The economy certainly needs more investment; last summer, the IPPR think tank warned that the UK is bottom of G7 league table for business investment, leaving the country in a growth doom loop.
Back in the Autumn Statement last November, the UK announced £4.5bn to increase investment in strategic manufacturing sectors – auto, aero, life sciences and clean energy.
But Labour’s shadow business secretary Jonathan Reynolds, isn’t impressed by today’s announcement; he says the government is “incapable of providing the long-term stability manufacturing needs to thrive”.
Reynolds added:
“Recycled announcements won’t be enough to turn around the lowest business investment in the G7.”

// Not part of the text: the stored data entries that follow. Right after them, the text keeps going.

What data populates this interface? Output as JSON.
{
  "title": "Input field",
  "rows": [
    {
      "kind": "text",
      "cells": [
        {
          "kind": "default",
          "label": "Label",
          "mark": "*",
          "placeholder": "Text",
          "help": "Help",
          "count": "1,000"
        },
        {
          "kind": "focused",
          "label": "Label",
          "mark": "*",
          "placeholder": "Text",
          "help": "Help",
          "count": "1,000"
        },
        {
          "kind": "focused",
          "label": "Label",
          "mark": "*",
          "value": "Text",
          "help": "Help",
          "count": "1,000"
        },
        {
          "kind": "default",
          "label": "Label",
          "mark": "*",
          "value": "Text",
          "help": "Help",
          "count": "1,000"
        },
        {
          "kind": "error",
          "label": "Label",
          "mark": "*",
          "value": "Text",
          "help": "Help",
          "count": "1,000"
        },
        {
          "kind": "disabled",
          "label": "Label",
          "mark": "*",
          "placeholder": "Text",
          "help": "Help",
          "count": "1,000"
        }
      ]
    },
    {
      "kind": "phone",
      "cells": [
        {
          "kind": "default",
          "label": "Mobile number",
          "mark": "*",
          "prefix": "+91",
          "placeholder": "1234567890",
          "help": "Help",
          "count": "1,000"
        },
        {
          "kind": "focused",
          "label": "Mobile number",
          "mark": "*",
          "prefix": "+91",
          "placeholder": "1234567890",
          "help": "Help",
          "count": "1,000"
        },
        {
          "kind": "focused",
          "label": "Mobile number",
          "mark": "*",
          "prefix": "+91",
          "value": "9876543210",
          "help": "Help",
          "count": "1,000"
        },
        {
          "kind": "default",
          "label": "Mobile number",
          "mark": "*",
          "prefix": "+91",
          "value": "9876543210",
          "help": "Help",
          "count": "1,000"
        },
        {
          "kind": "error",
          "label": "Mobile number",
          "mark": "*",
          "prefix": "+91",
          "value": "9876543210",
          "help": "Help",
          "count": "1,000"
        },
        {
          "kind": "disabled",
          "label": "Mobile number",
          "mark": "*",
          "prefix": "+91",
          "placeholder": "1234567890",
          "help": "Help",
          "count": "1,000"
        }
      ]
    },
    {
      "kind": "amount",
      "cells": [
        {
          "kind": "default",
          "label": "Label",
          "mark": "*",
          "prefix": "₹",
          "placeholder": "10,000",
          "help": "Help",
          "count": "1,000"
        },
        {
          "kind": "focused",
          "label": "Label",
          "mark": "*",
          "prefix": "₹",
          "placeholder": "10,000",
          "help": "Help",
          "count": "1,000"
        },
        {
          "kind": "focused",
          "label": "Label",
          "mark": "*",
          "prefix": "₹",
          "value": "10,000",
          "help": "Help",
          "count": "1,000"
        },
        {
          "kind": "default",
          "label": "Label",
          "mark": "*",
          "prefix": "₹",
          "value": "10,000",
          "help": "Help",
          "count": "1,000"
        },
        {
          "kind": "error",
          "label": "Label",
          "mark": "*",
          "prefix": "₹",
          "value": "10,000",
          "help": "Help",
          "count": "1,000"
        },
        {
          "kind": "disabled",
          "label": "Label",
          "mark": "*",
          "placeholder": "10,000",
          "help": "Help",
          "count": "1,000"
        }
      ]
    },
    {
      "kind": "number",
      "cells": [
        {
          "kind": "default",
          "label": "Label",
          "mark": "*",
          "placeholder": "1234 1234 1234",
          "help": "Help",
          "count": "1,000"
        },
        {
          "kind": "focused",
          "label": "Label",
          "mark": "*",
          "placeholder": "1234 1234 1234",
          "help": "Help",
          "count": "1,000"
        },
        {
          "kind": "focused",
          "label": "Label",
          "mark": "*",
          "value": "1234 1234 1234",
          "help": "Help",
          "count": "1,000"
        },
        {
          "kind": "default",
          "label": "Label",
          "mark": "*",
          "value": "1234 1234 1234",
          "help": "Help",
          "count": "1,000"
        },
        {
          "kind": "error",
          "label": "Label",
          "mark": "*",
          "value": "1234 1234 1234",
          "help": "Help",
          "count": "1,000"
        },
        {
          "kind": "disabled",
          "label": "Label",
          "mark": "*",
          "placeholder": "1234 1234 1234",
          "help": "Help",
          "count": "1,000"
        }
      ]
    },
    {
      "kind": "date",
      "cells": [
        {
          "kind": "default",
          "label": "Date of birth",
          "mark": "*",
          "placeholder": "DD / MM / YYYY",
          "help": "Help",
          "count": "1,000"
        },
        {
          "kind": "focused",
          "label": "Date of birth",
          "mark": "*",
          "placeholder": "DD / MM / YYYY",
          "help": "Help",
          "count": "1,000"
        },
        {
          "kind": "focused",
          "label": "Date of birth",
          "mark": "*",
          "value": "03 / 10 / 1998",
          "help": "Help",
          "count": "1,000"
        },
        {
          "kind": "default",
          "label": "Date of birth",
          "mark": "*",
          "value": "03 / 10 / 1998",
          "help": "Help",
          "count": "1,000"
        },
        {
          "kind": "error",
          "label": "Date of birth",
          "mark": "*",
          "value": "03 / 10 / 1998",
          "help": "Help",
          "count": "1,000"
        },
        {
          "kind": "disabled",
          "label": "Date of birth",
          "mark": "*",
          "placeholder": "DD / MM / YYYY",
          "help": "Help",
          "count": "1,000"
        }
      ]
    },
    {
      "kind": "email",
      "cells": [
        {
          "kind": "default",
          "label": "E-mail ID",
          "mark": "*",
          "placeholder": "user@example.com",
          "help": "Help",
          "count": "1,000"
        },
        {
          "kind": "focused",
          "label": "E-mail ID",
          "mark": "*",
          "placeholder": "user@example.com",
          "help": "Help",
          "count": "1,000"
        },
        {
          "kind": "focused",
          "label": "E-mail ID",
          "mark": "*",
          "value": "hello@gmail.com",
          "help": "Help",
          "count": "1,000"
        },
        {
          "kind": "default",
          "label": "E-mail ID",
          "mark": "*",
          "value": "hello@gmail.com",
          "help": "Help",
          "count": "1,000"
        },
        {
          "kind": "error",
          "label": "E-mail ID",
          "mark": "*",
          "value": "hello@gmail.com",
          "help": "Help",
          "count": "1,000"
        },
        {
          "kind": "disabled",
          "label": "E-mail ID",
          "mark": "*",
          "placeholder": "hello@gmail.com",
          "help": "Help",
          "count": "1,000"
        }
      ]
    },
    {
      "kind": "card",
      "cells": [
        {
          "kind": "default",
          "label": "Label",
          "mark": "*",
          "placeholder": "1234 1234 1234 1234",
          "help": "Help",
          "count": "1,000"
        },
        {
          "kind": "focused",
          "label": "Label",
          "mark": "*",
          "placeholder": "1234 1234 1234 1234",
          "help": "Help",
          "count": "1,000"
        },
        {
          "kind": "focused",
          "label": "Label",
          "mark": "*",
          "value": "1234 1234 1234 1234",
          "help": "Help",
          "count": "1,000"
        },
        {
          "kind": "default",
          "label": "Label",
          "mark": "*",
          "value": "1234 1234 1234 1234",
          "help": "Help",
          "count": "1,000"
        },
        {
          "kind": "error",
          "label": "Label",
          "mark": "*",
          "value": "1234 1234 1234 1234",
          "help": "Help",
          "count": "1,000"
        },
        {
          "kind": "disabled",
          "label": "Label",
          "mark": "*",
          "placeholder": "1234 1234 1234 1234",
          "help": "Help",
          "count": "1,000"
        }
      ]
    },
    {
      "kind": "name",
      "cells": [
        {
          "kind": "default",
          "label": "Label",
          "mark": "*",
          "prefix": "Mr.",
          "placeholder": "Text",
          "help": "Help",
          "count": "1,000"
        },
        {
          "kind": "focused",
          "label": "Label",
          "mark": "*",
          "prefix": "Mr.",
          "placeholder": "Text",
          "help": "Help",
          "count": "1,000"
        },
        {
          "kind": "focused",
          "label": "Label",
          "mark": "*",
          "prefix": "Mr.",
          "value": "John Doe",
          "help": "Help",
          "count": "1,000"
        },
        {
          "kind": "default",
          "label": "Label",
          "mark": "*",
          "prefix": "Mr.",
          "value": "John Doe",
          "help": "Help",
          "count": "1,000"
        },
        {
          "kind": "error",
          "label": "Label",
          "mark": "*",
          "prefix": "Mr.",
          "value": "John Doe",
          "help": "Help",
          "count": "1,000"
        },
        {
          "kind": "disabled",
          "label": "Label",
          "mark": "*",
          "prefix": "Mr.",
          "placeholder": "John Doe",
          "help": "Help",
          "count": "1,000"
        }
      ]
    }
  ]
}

The funding announcement comes as Hunt puts the finishing touches to Wednesday’s budget, with Tory MPs pushing the chancellor to produce some voter-pleasing tax cuts.
But is 1p, or more, off income tax really what people want, given the state of UK public services?
An opinion poll of almost 5,000 people across Britain released by the Joseph Rowntree Foundation (JRF) this morning shows that almost three quarters were “very worried” or “fairly worried” about funding for the NHS and other public services, compared with less than half who were concerned about tax on earnings.
JRF are warning Hunt that his budget risks condemning Britain to a second “lost decade” for living standards.
Hunt himself said yesterday he wants to move Britain towards becoming a lower-tax economy, “as and when we can afford it”….
Key events
Larry Elliott: Hunt scrambling to fund pre-election tax cuts
The Treasury has been exploring every avenue in its attempt to find a way of putting more money in the pockets of consumers while sticking to its self-imposed rule to be cutting debt as a share of national income in five years’ time, our economics editor Larry Elliott write.
But, experience suggests this strategy won’t work, he points out:
For a start, the sums involved will be relatively modest. The size of Hunt’s net giveaway on Wednesday is likely to be a maximum of £10bn, which is small beer in the context of a £2.5tn-a-year economy.
The package will be smaller than last November’s autumn statement, which made no difference to the Conservative party’s dire opinion poll ratings.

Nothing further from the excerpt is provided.